Valentin is a star, an action hero renegade with charm to burn, and his public appearances command huge crowds and adoring press. All of his films are by-the-numbers trash, of course, but he inhabits them with grace and charisma, lending their mass appeal a singular touch (few are as deadly with an arched eyebrow). Once the age of talk begins – represented here by new sensation Peppy Miller (her meteoric rise is a well-played showbiz cliché) – Valentin is pushed aside with brutal disregard, but how could it be otherwise?

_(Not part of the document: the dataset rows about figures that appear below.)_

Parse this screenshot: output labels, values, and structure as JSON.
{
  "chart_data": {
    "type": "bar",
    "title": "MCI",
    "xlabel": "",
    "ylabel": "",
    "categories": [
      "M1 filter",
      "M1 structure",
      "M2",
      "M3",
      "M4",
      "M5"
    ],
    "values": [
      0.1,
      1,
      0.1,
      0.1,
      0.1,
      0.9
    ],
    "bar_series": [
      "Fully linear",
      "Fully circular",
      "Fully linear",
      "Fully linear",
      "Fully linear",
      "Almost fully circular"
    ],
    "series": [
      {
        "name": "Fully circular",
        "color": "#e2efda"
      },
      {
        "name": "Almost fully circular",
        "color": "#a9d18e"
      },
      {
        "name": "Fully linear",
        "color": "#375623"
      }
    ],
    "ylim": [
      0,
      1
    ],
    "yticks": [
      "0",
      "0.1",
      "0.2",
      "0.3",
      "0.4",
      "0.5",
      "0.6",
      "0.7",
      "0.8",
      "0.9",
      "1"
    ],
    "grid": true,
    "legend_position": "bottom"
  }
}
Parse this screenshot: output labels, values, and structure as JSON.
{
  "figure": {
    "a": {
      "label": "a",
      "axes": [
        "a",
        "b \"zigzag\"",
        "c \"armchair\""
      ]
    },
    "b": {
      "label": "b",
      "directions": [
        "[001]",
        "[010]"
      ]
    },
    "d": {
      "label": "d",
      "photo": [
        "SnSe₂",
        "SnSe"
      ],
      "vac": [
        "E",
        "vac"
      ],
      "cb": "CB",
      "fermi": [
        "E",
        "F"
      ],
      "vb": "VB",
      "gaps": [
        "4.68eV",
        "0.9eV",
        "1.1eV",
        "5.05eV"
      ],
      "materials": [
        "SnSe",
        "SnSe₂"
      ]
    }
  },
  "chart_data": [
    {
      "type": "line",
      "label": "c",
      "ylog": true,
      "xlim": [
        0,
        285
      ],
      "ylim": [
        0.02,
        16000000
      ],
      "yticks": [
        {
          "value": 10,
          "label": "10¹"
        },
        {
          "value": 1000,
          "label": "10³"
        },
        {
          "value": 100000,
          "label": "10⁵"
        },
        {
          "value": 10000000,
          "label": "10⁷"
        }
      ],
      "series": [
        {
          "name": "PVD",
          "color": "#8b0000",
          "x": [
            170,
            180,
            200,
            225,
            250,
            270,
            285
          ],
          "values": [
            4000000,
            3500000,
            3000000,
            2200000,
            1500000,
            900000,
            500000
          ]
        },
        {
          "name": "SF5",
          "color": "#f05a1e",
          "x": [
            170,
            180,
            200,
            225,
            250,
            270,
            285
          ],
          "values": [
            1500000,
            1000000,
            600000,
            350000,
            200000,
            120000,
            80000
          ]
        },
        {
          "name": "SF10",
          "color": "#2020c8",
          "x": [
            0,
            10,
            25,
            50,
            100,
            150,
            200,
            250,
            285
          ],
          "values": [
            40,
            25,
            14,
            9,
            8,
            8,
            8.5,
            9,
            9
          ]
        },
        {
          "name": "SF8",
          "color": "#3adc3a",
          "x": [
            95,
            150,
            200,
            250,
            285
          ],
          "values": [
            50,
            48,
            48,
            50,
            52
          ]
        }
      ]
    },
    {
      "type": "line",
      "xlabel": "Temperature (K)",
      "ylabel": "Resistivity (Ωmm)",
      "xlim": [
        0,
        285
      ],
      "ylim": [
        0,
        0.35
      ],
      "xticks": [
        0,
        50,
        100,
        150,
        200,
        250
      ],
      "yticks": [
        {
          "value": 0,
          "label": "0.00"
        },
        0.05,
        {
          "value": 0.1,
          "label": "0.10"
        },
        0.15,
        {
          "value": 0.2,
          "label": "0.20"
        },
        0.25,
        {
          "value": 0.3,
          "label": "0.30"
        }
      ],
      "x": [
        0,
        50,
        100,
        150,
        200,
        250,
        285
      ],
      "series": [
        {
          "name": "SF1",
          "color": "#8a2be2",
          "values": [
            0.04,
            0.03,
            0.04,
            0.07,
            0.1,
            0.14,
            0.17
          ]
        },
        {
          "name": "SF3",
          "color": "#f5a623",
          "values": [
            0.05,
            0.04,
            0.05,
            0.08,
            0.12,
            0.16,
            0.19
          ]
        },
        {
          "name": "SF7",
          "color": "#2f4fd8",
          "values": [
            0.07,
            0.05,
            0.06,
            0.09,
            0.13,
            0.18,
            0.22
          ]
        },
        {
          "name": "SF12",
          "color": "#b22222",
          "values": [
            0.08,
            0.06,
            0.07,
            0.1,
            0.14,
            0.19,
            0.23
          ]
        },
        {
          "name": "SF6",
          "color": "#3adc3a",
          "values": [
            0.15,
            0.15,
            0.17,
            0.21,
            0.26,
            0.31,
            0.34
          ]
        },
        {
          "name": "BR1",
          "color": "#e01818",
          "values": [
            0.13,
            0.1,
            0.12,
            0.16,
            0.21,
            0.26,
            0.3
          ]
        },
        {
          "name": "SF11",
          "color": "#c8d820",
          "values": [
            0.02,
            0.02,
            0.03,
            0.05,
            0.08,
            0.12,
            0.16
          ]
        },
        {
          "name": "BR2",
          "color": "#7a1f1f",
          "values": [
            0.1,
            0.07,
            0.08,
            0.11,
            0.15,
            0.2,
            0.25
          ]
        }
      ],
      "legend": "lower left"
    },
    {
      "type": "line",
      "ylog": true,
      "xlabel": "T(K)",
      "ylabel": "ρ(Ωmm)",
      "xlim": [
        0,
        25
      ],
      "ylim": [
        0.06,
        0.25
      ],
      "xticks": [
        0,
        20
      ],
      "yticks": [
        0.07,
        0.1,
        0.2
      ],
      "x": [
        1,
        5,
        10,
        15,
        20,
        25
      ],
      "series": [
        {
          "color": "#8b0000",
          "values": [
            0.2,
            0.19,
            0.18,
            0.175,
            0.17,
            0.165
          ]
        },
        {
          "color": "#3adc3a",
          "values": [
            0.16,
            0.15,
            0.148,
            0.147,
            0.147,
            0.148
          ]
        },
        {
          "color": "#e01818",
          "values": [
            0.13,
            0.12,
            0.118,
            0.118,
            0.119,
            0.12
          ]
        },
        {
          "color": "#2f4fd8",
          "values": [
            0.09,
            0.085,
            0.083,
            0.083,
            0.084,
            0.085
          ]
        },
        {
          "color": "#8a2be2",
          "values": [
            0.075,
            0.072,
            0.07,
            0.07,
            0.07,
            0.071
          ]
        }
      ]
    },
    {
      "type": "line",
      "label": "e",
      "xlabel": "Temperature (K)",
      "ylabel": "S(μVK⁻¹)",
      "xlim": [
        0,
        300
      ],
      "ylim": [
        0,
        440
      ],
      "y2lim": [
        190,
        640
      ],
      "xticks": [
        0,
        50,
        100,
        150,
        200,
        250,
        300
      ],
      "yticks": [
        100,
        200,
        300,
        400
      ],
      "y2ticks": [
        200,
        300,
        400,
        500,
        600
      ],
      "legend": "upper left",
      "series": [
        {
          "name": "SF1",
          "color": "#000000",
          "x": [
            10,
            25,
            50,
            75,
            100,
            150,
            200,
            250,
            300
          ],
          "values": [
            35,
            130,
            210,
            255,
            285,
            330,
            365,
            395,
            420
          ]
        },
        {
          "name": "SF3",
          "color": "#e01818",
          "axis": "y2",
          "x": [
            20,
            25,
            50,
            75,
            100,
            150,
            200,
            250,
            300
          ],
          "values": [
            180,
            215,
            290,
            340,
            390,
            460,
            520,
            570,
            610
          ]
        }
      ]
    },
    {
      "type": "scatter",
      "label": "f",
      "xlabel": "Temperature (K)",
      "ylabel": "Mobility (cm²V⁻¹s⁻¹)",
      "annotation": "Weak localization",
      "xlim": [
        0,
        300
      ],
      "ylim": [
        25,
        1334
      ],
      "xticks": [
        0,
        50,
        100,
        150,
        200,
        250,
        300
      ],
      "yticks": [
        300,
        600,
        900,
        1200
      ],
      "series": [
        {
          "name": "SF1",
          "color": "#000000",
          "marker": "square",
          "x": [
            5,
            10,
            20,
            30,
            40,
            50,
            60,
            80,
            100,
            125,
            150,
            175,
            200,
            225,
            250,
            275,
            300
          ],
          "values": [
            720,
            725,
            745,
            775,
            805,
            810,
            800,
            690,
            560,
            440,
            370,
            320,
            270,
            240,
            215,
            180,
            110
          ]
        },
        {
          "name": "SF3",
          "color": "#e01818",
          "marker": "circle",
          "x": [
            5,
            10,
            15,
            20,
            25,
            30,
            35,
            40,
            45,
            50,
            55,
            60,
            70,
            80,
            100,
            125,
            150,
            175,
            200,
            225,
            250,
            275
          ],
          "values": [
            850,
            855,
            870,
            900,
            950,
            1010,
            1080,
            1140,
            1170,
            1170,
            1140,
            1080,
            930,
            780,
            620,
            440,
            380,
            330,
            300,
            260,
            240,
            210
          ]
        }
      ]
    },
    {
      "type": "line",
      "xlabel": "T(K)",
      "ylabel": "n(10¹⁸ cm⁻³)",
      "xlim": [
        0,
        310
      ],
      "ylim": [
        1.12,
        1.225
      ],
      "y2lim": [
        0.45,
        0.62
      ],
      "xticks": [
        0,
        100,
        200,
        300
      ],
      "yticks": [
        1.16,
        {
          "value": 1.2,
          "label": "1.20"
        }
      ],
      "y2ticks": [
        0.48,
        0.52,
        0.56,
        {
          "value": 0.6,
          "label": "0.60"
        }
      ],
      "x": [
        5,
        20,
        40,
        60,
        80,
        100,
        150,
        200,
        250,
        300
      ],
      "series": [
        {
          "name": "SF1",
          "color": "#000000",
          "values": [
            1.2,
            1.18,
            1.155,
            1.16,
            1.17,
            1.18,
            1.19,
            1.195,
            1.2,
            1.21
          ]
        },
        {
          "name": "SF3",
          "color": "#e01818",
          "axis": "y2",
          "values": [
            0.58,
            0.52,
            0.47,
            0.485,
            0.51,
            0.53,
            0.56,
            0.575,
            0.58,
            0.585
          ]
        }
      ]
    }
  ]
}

We care for him, of course, because it’s instinctive to the human animal to empathize with those for whom better days are not ahead, but Peppy is no villain. She is but the next stage of development, and she too will eventually find a hollow conclusion to her pursuits. It’s to the film’s credit that Peppy is not demonized as an opportunist, nor is she without talent, and deep down, it’s likely that Valentin agrees. Predictably, his gut reaction is to insist that the silent era is not yet over (he pours all of his resources into a ridiculous epic entitled Tears of Love), and he smugly declares, “I am an artist! I am not a puppet!” Is he right? Can a peddler of the formulaic be an artist? And can one ever hope to aspire to such lofty pursuits if one’s craft does not survive the time in which it is created?

Thankfully, The Artist comes down firmly on the side of the affirmative, insisting that the act of creation, for good or ill, need not last throughout the ages. If tradition is the illusion of permanence, permanence itself is the illusion of value, as anyone can speak to who has watched with disgust as great thinkers and talents have disappeared into the ether in favor of hacks with great PR machines. We are wrong to assume that if it’s still around after 300 years, it must always be good, and we are just as incorrect to argue that absence connotes a much-deserved burial. So yes, Valentin was and is an artist; our judgment of him, then, is only a matter of degree. His star may not shine as brightly as, say, Peppy’s, but as their final dance demonstrates, there’s room enough on stage for both. The Artist is clever, wise, and spirited (look for a truly awesome dream sequence), and despite hanging on a bit too long (a few redundancies creep in during the last 15 minutes), it transcends its gimmick to become a moving ode to everyone who straps on a pair of shoes for our amusement. The opening night crowd (ours was the first in the United States to see it) seemed to agree, granting the closing credits a roar we haven’t heard in years. Keep an eye out for this little gem, and don’t be surprised when it becomes the first silent movie to be nominated for an Oscar in over eighty years.